A este fenómeno se suma una forma más alarmante de movilización: los linchamientos. Lejos de tratarse de casos aislados, los linchamientos —consumados o frustrados— han sido frecuentes. Entre 2016 y 2022 se documentaron más de 1,600 eventos de esta naturaleza en el país. La persistencia de estas prácticas revela un profundo deterioro del pacto social y una erosión crítica de la legitimidad de las instituciones encargadas de garantizar la justicia y la seguridad pública.
Simultáneamente, el país arrastra decenas de conflictos agrarios e interétnicos, particularmente en estados como Oaxaca, Chiapas y Guerrero, donde subsisten problemáticas cuya complejidad histórica, territorial y política impide su resolución por vías institucionales tradicionales. Asimismo, existen numerosos conflictos religiosos y comunitarios, principalmente en regiones rurales e indígenas. Lamentablemente, la estadística que se generaba al respecto ha dejado de ser emitida por la Secretaría de Gobernación desde 2021.
En este escenario, el papel de las madres buscadoras y de los colectivos feministas ha adquirido un lugar central en el imaginario y en la praxis de la movilización social. Las primeras, enfrentadas a la desaparición forzada y la violencia criminal, han roto el silencio institucional al reclamar, con dignidad y firmeza, la búsqueda de sus seres queridos ante la indiferencia estatal. Las segundas, articuladas en diversas expresiones del feminismo contemporáneo, han convertido las calles en un espacio de duelo, protesta y exigencia de justicia, especialmente frente a los feminicidios y la violencia estructural contra las mujeres.

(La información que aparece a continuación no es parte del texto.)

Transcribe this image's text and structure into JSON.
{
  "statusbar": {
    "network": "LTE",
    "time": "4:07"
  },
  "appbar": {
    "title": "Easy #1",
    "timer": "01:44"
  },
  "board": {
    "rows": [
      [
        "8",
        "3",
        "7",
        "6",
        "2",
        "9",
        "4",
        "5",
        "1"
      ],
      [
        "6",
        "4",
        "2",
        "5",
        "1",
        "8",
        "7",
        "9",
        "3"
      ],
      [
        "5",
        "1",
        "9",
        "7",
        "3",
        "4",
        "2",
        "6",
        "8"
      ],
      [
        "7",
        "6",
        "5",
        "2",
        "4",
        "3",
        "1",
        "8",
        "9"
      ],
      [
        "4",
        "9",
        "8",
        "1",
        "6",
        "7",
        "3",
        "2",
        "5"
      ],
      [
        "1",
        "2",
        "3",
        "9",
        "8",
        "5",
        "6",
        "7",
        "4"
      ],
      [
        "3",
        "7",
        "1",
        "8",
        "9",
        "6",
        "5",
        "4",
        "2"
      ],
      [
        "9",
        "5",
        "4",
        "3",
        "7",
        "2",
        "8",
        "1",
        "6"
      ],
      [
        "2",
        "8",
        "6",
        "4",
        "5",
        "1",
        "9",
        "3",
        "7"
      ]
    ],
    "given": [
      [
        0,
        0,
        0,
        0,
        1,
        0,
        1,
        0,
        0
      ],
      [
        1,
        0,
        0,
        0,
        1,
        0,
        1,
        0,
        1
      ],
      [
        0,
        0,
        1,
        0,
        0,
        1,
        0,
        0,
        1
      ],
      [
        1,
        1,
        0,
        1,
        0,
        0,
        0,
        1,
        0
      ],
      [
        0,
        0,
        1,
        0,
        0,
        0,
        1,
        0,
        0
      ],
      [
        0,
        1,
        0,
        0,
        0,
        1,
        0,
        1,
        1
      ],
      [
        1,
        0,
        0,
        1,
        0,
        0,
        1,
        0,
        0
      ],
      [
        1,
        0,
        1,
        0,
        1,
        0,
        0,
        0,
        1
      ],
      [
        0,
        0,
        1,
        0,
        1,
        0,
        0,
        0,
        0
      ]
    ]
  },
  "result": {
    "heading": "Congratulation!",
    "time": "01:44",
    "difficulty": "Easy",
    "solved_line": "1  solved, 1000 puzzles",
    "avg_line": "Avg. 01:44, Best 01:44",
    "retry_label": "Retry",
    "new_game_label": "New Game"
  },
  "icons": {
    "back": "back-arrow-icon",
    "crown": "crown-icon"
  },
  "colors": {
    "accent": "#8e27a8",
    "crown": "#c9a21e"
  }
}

Lo que estos procesos revelan es una transformación profunda en la relación entre sociedad y el entramado institucional. Sin embargo, en un contexto marcado por la concentración de poder en el Ejecutivo federal, las vías institucionales tradicionales para canalizar el disenso se han estrechado, de tal forma que esta energía social no ha sido acompañada de un fortalecimiento de los mecanismos de diálogo y concertación.
La magnitud y persistencia de la protesta social proyecta una manifestación estructural de un malestar más profundo, que atraviesa desigualdades históricas, abandono institucional, impunidad y una creciente sensación de orfandad política. En este sentido, la protesta no sólo es legítima: es urgente. Su reconocimiento, su protección y su traducción en mecanismos efectivos de interlocución representan tanto un imperativo democrático como una vía para reconstruir un pacto social cada vez más deteriorado. Apostar por el respeto a la protesta y por nuevas formas de diálogo institucional es, en el fondo, apostar por la sobrevivencia misma de la democracia mexicana.